Unlike Apple, Tesla is also manufacturing their own products and, as mentioned, will soon be getting into mining for materials. Robotics is key to modern manufacturing.

Unfortunately, when Tesla was ramping Model 3 production and seeing robots as the future of manufacturing, they jumped in with both feet, only to find the water was too shallow. They needed to quickly scale back their excessive robotic usage in their production line. They also found themselves rewriting some of the software that controlled the robots they had purchased. They’d hit the limitations of what industrial robots could offer.

The Next Robots

On the cusp of conquering autonomous driving, surely Tesla must be looking at what their next robotic venture will be. They have the vision systems, motors and batteries. They have a growing competence in manufacturing. So what’s left?

It’s true that the vision systems of electric vehicles will not have had experience with objects encountered beyond the streets, such as stairs or teapots (sorry, I’m British). But Tesla’s internal progress in AI is unlikely to be measured by the linear rate in which they can recognize new objects. More likely they measure the speed at which an edge case is detected, a volume of applicable high quality data is retrieved, and a new model gets into production (or test vehicles). This, plus constant evolution of algorithms, means exponential increases by any other measure.

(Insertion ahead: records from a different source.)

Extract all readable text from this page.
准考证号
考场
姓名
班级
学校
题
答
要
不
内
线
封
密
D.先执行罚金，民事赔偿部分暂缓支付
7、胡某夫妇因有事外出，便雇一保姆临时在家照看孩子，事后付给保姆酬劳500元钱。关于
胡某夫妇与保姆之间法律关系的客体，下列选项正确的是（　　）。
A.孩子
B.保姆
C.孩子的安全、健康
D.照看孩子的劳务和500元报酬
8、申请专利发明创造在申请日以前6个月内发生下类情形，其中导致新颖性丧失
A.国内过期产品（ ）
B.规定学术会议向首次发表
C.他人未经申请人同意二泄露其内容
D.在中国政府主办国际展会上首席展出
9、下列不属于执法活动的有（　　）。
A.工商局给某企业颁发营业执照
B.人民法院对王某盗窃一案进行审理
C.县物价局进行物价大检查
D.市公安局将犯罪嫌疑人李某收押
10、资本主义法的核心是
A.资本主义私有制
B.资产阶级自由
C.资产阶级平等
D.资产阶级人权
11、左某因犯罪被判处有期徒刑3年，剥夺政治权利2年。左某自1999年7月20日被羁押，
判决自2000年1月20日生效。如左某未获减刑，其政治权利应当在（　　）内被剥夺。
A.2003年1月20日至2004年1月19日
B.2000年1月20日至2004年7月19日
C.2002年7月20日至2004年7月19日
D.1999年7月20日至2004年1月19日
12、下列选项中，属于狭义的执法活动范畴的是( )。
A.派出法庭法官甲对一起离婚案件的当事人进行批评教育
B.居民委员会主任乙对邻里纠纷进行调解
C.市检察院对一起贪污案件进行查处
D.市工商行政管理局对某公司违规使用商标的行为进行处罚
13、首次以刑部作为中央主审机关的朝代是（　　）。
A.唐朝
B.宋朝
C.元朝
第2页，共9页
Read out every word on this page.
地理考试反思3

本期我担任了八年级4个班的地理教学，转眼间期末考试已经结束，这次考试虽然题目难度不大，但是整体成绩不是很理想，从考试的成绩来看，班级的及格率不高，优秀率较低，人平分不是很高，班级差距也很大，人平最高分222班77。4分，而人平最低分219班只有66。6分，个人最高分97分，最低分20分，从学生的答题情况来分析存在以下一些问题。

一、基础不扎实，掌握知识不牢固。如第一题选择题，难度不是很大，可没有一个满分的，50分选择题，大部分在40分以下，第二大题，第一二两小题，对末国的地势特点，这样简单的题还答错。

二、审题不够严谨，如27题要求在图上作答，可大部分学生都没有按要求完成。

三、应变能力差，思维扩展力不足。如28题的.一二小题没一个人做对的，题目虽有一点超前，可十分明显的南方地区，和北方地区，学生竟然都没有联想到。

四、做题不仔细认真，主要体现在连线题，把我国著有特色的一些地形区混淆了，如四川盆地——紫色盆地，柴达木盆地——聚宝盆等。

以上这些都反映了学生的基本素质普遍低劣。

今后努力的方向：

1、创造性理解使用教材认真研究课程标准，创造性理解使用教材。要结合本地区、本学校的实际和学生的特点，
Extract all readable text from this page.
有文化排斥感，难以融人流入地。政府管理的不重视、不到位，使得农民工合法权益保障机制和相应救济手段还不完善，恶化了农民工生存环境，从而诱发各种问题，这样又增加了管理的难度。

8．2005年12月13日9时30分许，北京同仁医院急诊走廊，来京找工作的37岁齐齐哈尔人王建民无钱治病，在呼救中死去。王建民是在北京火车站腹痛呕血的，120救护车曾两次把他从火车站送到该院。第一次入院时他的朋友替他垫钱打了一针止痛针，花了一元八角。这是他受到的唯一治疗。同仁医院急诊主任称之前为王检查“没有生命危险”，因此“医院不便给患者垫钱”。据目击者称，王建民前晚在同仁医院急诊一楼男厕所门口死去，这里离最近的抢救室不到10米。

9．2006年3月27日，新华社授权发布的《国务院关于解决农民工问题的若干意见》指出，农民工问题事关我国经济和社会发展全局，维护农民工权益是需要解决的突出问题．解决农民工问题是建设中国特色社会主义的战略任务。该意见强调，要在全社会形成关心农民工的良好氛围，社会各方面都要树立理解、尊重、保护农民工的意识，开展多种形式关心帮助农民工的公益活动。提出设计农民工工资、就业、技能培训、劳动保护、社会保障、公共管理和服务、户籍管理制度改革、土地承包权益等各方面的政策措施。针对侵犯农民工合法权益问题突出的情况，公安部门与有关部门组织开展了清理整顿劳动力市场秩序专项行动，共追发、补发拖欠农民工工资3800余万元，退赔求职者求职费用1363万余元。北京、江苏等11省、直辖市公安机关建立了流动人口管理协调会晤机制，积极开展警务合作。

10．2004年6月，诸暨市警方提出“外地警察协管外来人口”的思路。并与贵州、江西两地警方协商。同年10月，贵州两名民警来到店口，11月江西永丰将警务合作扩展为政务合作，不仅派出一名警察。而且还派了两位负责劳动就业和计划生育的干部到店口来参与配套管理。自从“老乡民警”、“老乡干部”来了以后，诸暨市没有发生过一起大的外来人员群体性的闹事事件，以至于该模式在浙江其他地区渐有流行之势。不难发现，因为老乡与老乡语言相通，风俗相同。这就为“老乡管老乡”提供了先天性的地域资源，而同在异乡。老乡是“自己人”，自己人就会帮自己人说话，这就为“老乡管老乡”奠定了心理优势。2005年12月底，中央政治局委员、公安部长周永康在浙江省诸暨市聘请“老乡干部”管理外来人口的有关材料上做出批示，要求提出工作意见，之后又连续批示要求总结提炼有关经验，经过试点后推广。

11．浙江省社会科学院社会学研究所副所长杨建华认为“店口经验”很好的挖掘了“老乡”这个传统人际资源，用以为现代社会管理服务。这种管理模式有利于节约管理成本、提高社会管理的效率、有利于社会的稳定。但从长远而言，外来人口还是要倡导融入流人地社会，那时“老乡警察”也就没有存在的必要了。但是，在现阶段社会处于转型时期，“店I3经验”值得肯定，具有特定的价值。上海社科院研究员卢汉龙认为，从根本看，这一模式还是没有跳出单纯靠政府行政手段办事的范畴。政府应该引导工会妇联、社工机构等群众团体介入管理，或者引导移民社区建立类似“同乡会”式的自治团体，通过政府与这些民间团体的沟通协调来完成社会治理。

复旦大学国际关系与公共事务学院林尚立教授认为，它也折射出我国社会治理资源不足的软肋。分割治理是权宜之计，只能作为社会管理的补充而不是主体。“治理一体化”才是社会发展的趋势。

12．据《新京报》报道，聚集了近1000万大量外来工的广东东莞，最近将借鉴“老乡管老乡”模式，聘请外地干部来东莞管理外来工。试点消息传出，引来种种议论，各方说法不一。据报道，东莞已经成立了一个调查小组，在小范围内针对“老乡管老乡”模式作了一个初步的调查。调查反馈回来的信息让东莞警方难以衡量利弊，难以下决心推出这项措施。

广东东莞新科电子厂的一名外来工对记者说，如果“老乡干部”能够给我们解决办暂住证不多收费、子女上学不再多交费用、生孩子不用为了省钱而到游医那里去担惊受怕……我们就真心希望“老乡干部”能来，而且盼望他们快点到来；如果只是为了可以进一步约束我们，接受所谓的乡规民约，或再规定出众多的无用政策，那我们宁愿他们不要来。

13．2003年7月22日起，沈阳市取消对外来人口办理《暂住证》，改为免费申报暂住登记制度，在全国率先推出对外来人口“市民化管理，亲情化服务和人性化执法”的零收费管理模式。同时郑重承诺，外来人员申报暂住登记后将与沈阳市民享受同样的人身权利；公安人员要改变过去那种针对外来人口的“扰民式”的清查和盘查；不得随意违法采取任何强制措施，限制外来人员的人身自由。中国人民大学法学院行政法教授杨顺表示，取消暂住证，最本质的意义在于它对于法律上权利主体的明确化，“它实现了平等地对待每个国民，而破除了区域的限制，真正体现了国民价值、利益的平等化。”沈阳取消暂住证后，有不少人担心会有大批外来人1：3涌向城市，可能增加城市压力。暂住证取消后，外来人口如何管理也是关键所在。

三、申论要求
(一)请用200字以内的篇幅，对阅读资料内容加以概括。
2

Algorithms needed for controlling robots used in manufacturing will be different from that of electric vehicles, but there’s no barriers to Tesla acquiring this knowledge. I’m sure any expert in their field would be more than willing to consider seeing their expertise productionized by Tesla.

Conclusion

Tesla’s focus right now is on ramping up the number of electric vehicles it puts onto the streets. That’s the number most people care about. Meanwhile, there is rapid progress on the autonomous side of Tesla. Combined, this can be seen as a single robotics product. The amount of investment and energy going into Tesla’s AI should not be underestimated.

Once the product of the autonomous vehicle is “complete”, the growing engineering prowess behind it needs to be applied elsewhere. Tesla needs more automation in its factories. They need more automation in their mining efforts. So it seems natural these would be their next stops. But why stop there? As they build out an autonomous robotics platform within Tesla, the cost for productionizing new high-margin robots drops.

Tesla might always be “a battery company”, but robots are their future.